Die Bühne zum Glänzen bringt die mit 26 Jahren jüngste und einzige weibliche Künstlerin des heutigen Abends, Anna-Carina Woitschack, die nicht nur für musikalische Höhepunkte, sondern mit ihren wechselnden Outfits auch für einige optische Aha-Momente sorgt. Die ehemalige "Deutschland sucht den Superstar"-Kandidatin wird im Saal mit lautem Applaus empfangen und wartet mit einer echten Premiere auf. Sie präsentiert ihren just am Freitag neu erschienenen Song "Eine Nacht mit dir im Paradies", der sogleich in den Top Ten der iTunes-Charts gelandet ist.

Liebespaar im Duett

Neben einem Medley ihrer drei "Lieblingslieder", singt sie noch einige Titel der 2017 verstorbenen Schlagersängerin Andrea Jürges, die ihr musikalisches Vorbild sei. Außerdem performt sie gemeinsam mit Mross, der auch privat ihr Partner ist, ihren Erfolgssong "Los Siento", der 2018 zum "Schlager des Jahres" gekürt wurde und Peter Maffays "Ich wollte nie erwachsen sein".

Der "heimliche Star" des Abends ist allerdings Bata Illic, der nicht nur überaus sympathisch und geerdet von seinem musikalischen Werdegang erzählt, sondern auch damit überrascht, dass er bereits als Jugendlicher für amerikanische Soldaten in Bamberg Jazzmusik gemacht hat. Daher sei die Rückkehr in diese Stadt eine Herzensangelegenheit für ihn. Spätestens bei seinem Evergreen "Michaela" singt dann auch der Letzte im Saal ausgelassen mit. Und auf den Rängen hält es einige eingefleischte Illic-Fans nicht mehr auf ihren Sitzen.

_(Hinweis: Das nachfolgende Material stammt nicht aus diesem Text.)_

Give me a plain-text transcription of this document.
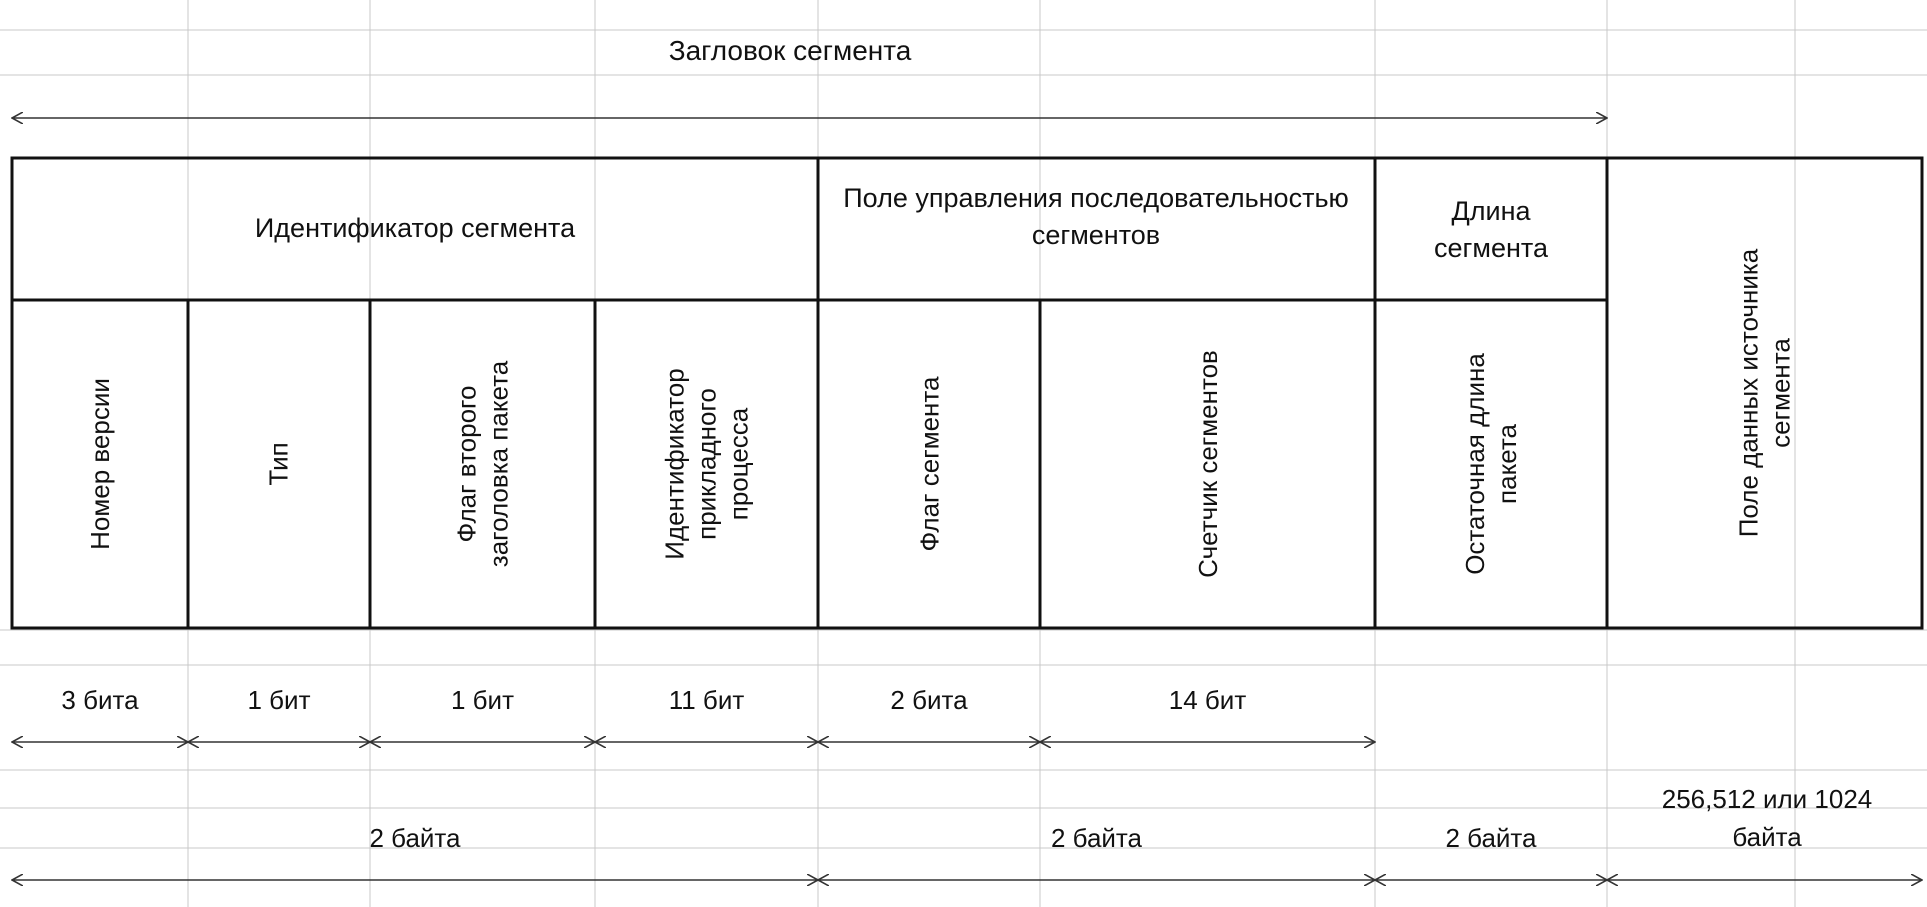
Загловок сегмента
Идентификатор сегмента
Поле управления последовательностью сегментов
Длина сегмента
Номер версии	Тип	Флаг второго заголовка пакета	Идентификатор прикладного процесса	Флаг сегмента	Счетчик сегментов	Остаточная длина пакета	Поле данных источника сегмента
3 бита	1 бит	1 бит	11 бит	2 бита	14 бит
2 байта	2 байта	2 байта
256,512 или 1024 байта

Als Mross nach fast drei kurzweiligen Stunden noch ein mehr oder weniger gelungenes Trompetensolo zu "Sierra Madre" von den Schürzenjägern hinlegt und zum Abschluss "Ciao Amore" der Kastelruther Spatzen singt, werden vereinzelt Smartphones gezückt und Erinnerungsfotos geschossen.

Das zum Großteil stehende Publikum verabschiedet sich winkend und wehmütig von seinem Gastgeber. Allzu lange müssen die Fans jedoch nicht warten, denn am 12. Januar 2020 heißt es erneut "Immer wieder sonntags" in Bamberg - mit neuen Gästen und dann auch wirklich an einem Sonntag.